Supporting local science

An integral part of our mission was to enhance the understanding of science in our community. We felt this would have a synergistic effect with our efforts in the schools. So we launched a speakers program, “Frontiers in Science,” leafleted the town with posters, wrote a story for our newspaper, and offered free beer. Our first speaker, a prominent neuroscientist in imaging, spoke on the human brain. We planned for an attendance of 50; 250 showed up.  We now hold similar events monthly at a Lutheran church-turned-community center.

We were surprised by our community’s response to the Sisters Science Club. It has taught us that there is great interest to learn and participate in science when it is made accessible and enjoyable.

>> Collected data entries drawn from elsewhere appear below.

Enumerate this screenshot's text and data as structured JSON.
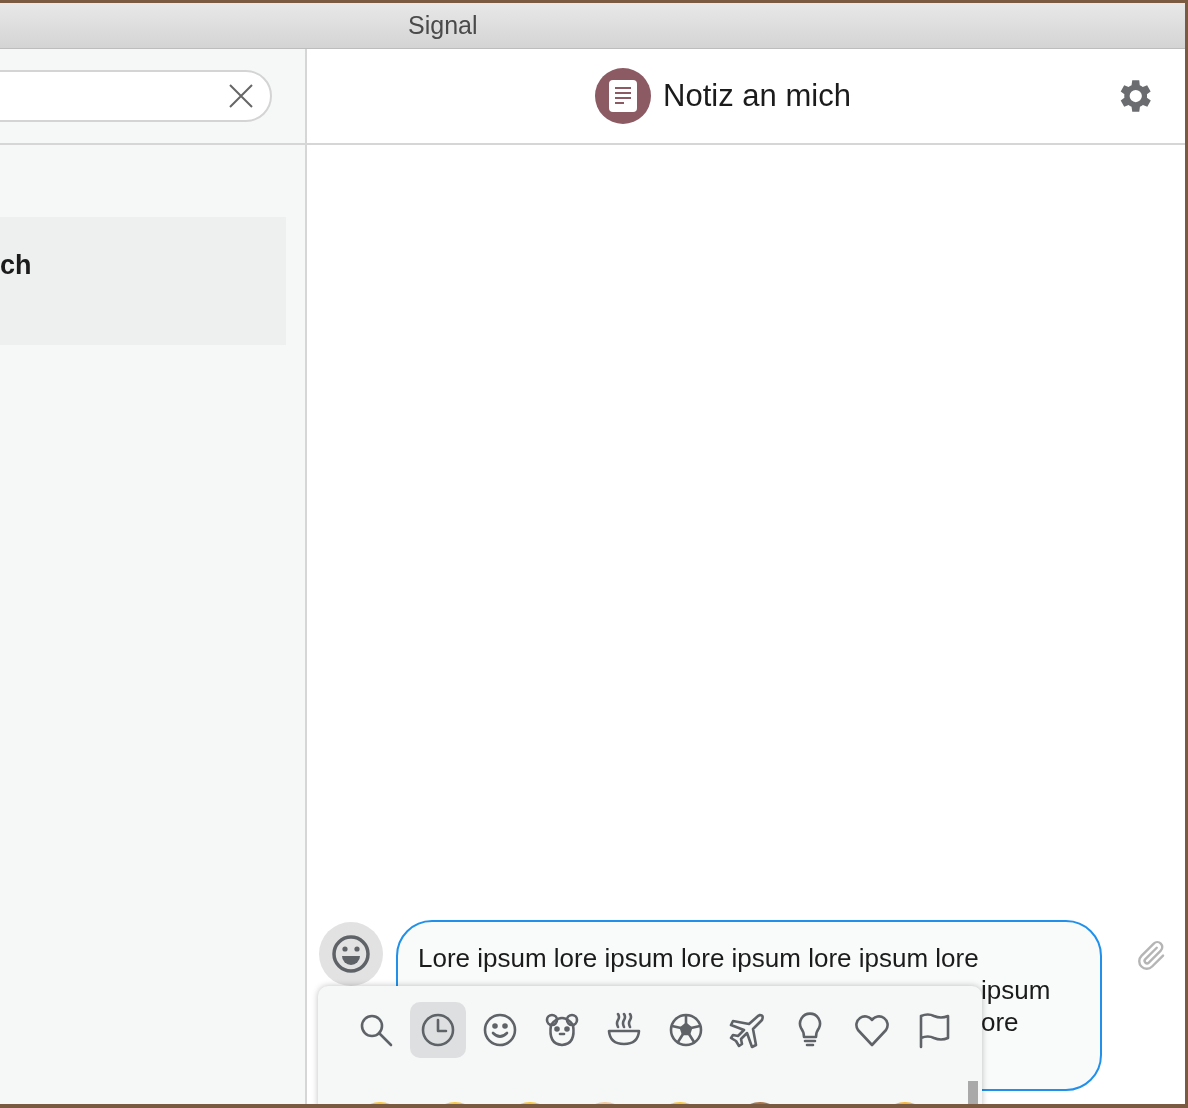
{
  "window": {
    "title": "Signal"
  },
  "sidebar": {
    "items": [
      {
        "title": "ch",
        "selected": true
      }
    ]
  },
  "conversation": {
    "title": "Notiz an mich"
  },
  "composer": {
    "lines": [
      "Lore ipsum lore ipsum lore ipsum lore ipsum lore",
      "ipsum",
      "ore"
    ]
  },
  "emoji_picker": {
    "tabs": [
      {
        "kind": "search",
        "selected": false
      },
      {
        "kind": "recent",
        "selected": true
      },
      {
        "kind": "smileys",
        "selected": false
      },
      {
        "kind": "animals",
        "selected": false
      },
      {
        "kind": "food",
        "selected": false
      },
      {
        "kind": "activity",
        "selected": false
      },
      {
        "kind": "travel",
        "selected": false
      },
      {
        "kind": "objects",
        "selected": false
      },
      {
        "kind": "symbols",
        "selected": false
      },
      {
        "kind": "flags",
        "selected": false
      }
    ]
  }
}
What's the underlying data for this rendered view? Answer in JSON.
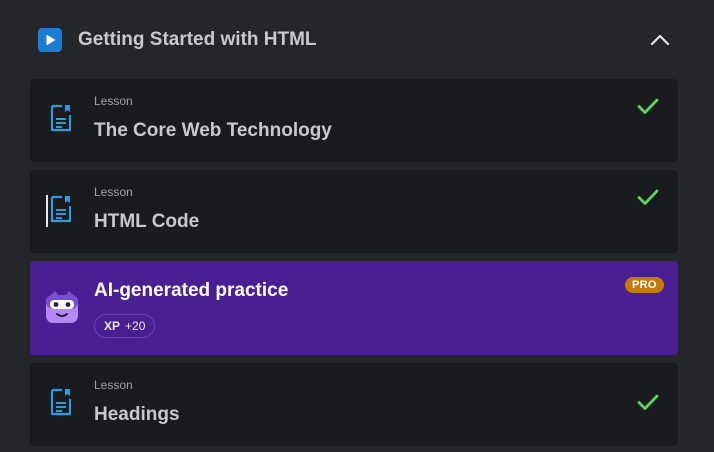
{
  "section": {
    "title": "Getting Started with HTML",
    "icon": "play-icon",
    "toggle_icon": "chevron-up-icon",
    "accent": "#1d7dd2"
  },
  "items": [
    {
      "type": "Lesson",
      "title": "The Core Web Technology",
      "icon": "document-icon",
      "completed": true
    },
    {
      "type": "Lesson",
      "title": "HTML Code",
      "icon": "document-icon",
      "completed": true
    },
    {
      "title": "AI-generated practice",
      "icon": "bot-icon",
      "badge": "PRO",
      "xp_label": "XP",
      "xp_value": "+20",
      "background": "#4a1f94"
    },
    {
      "type": "Lesson",
      "title": "Headings",
      "icon": "document-icon",
      "completed": true
    }
  ],
  "colors": {
    "page_background": "#242629",
    "card_background": "#1a1b1e",
    "check": "#5fd35a",
    "pro_badge": "#c27b0a"
  }
}
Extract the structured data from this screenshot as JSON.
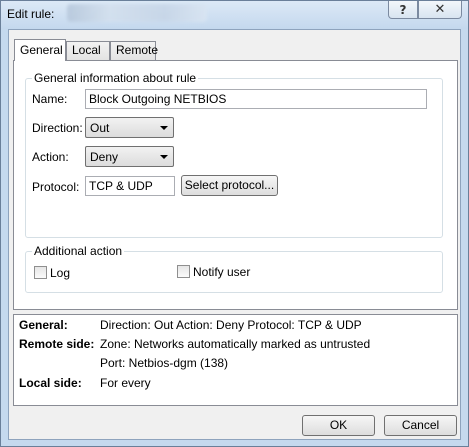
{
  "window": {
    "title": "Edit rule:",
    "help_glyph": "?",
    "close_glyph": "✕"
  },
  "tabs": [
    {
      "label": "General"
    },
    {
      "label": "Local"
    },
    {
      "label": "Remote"
    }
  ],
  "general_group": {
    "title": "General information about rule",
    "name_label": "Name:",
    "name_value": "Block Outgoing NETBIOS",
    "direction_label": "Direction:",
    "direction_value": "Out",
    "action_label": "Action:",
    "action_value": "Deny",
    "protocol_label": "Protocol:",
    "protocol_value": "TCP & UDP",
    "select_protocol_label": "Select protocol..."
  },
  "additional_group": {
    "title": "Additional action",
    "log_label": "Log",
    "log_checked": false,
    "notify_label": "Notify user",
    "notify_checked": false
  },
  "summary": {
    "general_key": "General:",
    "general_value": "Direction: Out   Action: Deny   Protocol: TCP & UDP",
    "remote_key": "Remote side:",
    "remote_value_1": "Zone: Networks automatically marked as untrusted",
    "remote_value_2": "Port: Netbios-dgm (138)",
    "local_key": "Local side:",
    "local_value": "For every"
  },
  "buttons": {
    "ok": "OK",
    "cancel": "Cancel"
  }
}
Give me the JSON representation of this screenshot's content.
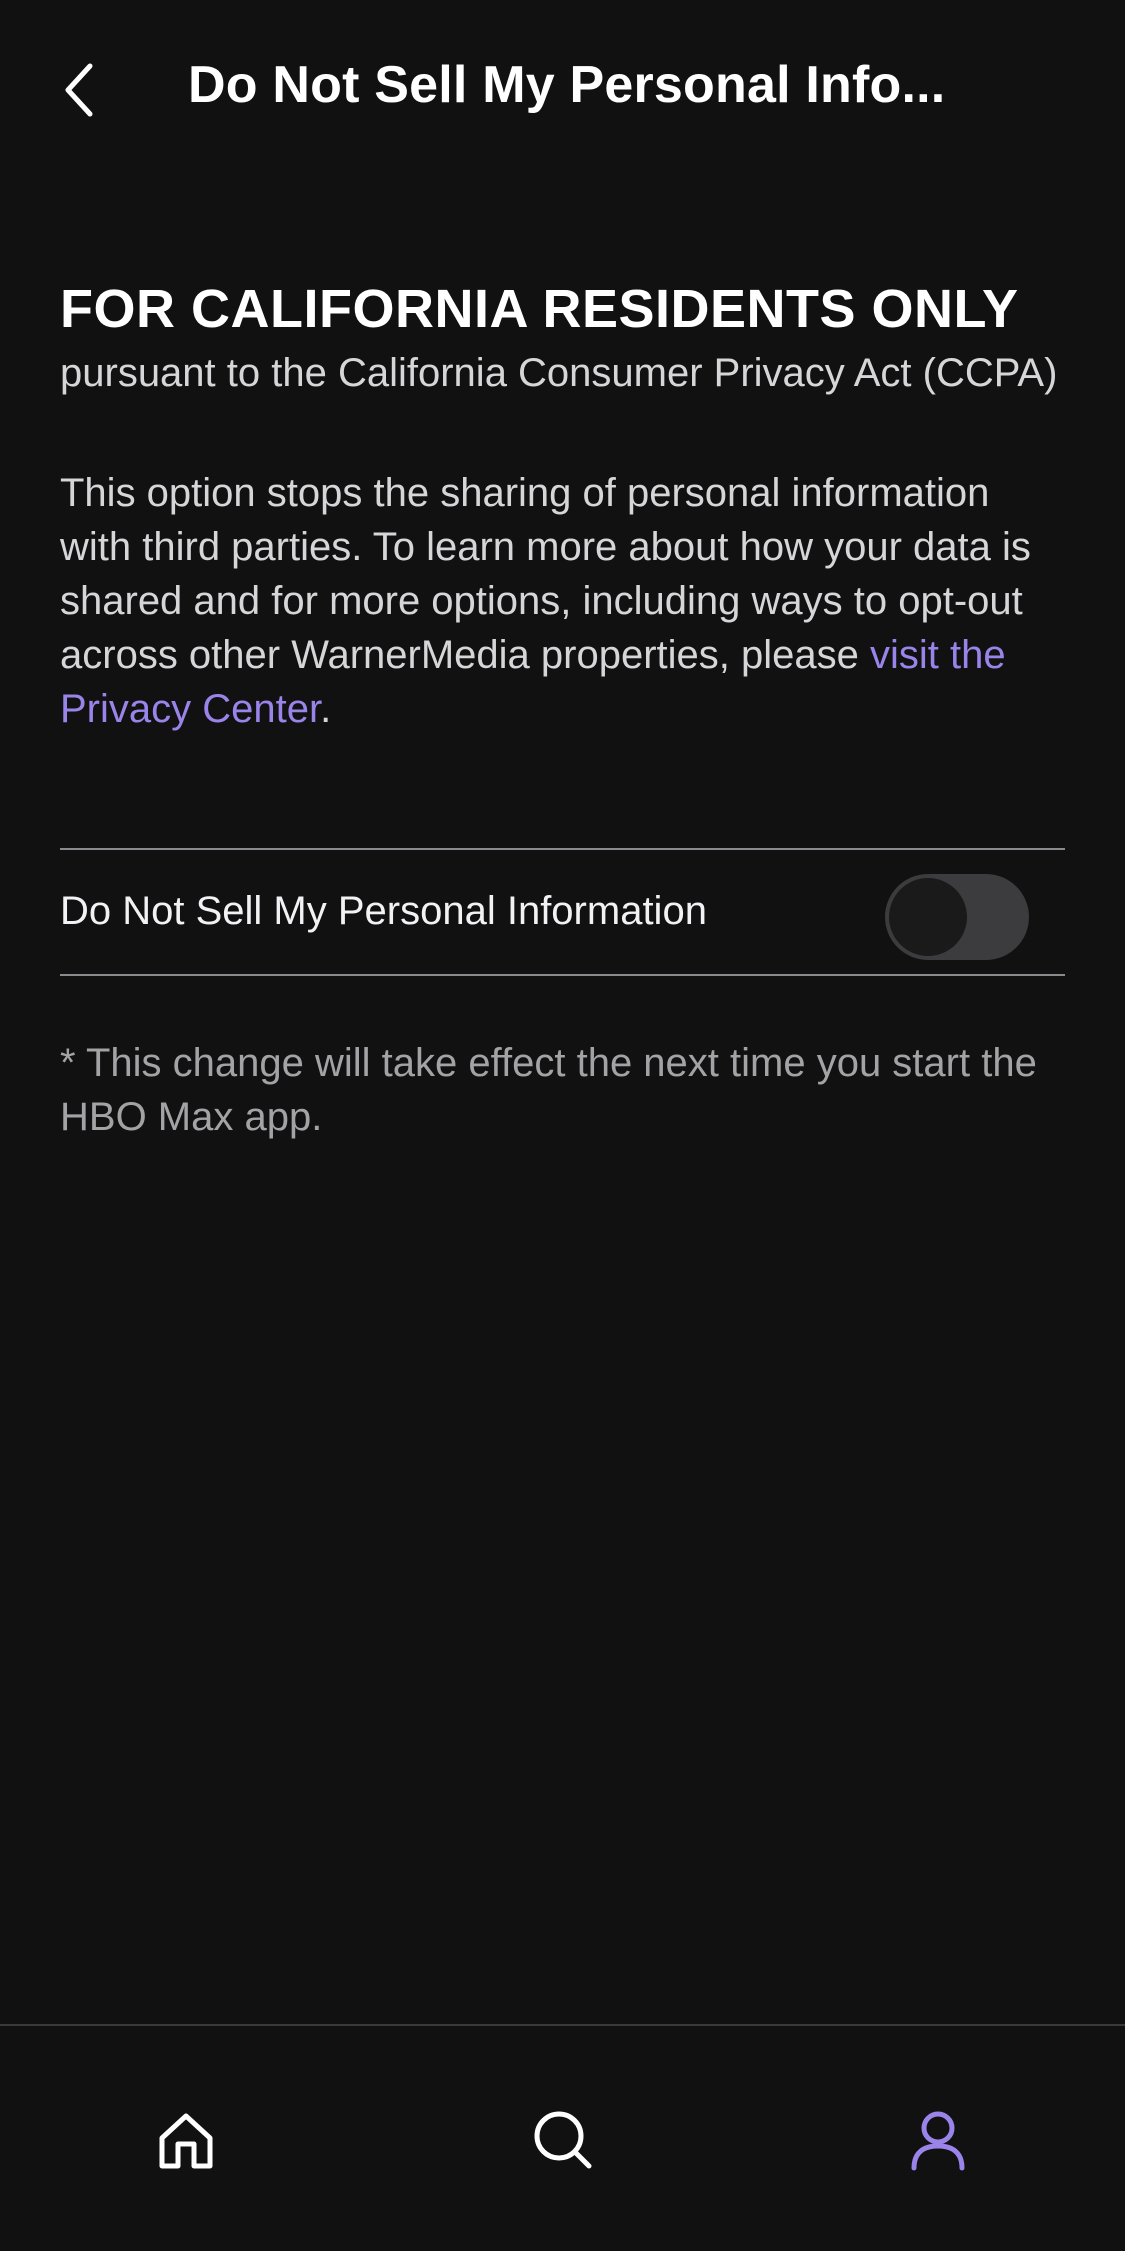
{
  "header": {
    "title": "Do Not Sell My Personal Info...",
    "back_icon": "chevron-left-icon"
  },
  "main": {
    "heading": "FOR CALIFORNIA RESIDENTS ONLY",
    "subheading": "pursuant to the California Consumer Privacy Act (CCPA)",
    "description_text": "This option stops the sharing of personal information with third parties. To learn more about how your data is shared and for more options, including ways to opt-out across other WarnerMedia properties, please ",
    "privacy_link_text": "visit the Privacy Center",
    "description_end": ".",
    "toggle": {
      "label": "Do Not Sell My Personal Information",
      "state": "off"
    },
    "footnote": "* This change will take effect the next time you start the HBO Max app."
  },
  "bottom_nav": {
    "items": [
      {
        "icon": "home-icon",
        "active": false
      },
      {
        "icon": "search-icon",
        "active": false
      },
      {
        "icon": "profile-icon",
        "active": true
      }
    ]
  },
  "colors": {
    "background": "#111112",
    "accent": "#9b84e9",
    "text": "#ffffff",
    "muted_text": "#a3a3a6",
    "divider": "#8a8a8e"
  }
}
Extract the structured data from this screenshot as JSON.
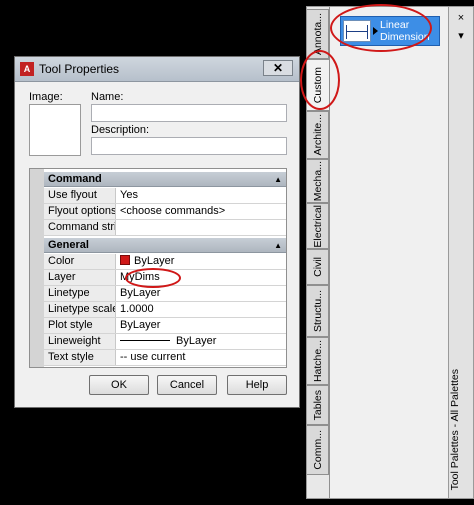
{
  "palette": {
    "title": "Tool Palettes - All Palettes",
    "tabs": [
      {
        "label": "Annota..."
      },
      {
        "label": "Custom",
        "active": true
      },
      {
        "label": "Archite..."
      },
      {
        "label": "Mecha..."
      },
      {
        "label": "Electrical"
      },
      {
        "label": "Civil"
      },
      {
        "label": "Structu..."
      },
      {
        "label": "Hatche..."
      },
      {
        "label": "Tables"
      },
      {
        "label": "Comm..."
      }
    ],
    "tool": {
      "label_line1": "Linear",
      "label_line2": "Dimension",
      "icon": "linear-dimension-icon"
    },
    "close_glyph": "×",
    "menu_glyph": "▾"
  },
  "dialog": {
    "title": "Tool Properties",
    "app_icon_letter": "A",
    "close_glyph": "✕",
    "image_label": "Image:",
    "name_label": "Name:",
    "name_value": "",
    "description_label": "Description:",
    "description_value": "",
    "sections": {
      "command": {
        "title": "Command",
        "rows": [
          {
            "name": "Use flyout",
            "value": "Yes"
          },
          {
            "name": "Flyout options",
            "value": "<choose commands>"
          },
          {
            "name": "Command stri...",
            "value": ""
          }
        ]
      },
      "general": {
        "title": "General",
        "rows": [
          {
            "name": "Color",
            "value": "ByLayer"
          },
          {
            "name": "Layer",
            "value": "MyDims"
          },
          {
            "name": "Linetype",
            "value": "ByLayer"
          },
          {
            "name": "Linetype scale",
            "value": "1.0000"
          },
          {
            "name": "Plot style",
            "value": "ByLayer"
          },
          {
            "name": "Lineweight",
            "value": "ByLayer"
          },
          {
            "name": "Text style",
            "value": "-- use current"
          }
        ]
      }
    },
    "buttons": {
      "ok": "OK",
      "cancel": "Cancel",
      "help": "Help"
    },
    "collapse_glyph": "▲"
  },
  "colors": {
    "annotation": "#d01818",
    "selection": "#3d8ee6",
    "swatch": "#d01818"
  }
}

Our first science fair included 30 community volunteers and drew 400 attendees; at our third, there were 80 volunteers and more than 800 attendees. Volunteers are now helping with experiments, field trips, and organic gardening, among other things, in all three schools.

Has our science club been successful? At the outset, we had hoped to track the careers of our high school graduates. Instead, we have looked to other markers targeted on participation. In addition to our membership, fair participants and speakers program growing steadily, our high school math club has grown from five students to more 40, the middle school math and robotics teams have attended and won competitions, experiments started in the club’s after-school Discovery Lab at the elementary level have migrated into the curriculum, and the K-4 teachers have started their own Einstein Day for celebrating science. And student test scores? From 2012 to 2013, Sisters school district improved in tests of proficiency in science from 82 percent to 87 percent, “meeting or exceeding standards,” and is now among the top districts in the state.

But we’d be the last to claim a statistically significant cause and effect for our club. In sum, a community science club has found value and great pleasure working to enhance science and math in the schools and community. In a nation with very few scientists among state and national elected officials, where policy debates are often shockingly uninformed, and where the lay media dumbs down science daily, we’ve found that a local community science club can make a difference.

Robert Collins was an academic neurologist for 35 years; he retired as chairman of neurology at the UCLA Medical Center in 2004. Cal Allen was a chemical engineer with the Chevron Corporation for 35 years, and retired in 1994. He worked in research, chemical, and upstream operating companies. Barbara Schulz was a science teacher for 37 years; she retired from the National Academies in Washington, DC, in 2007.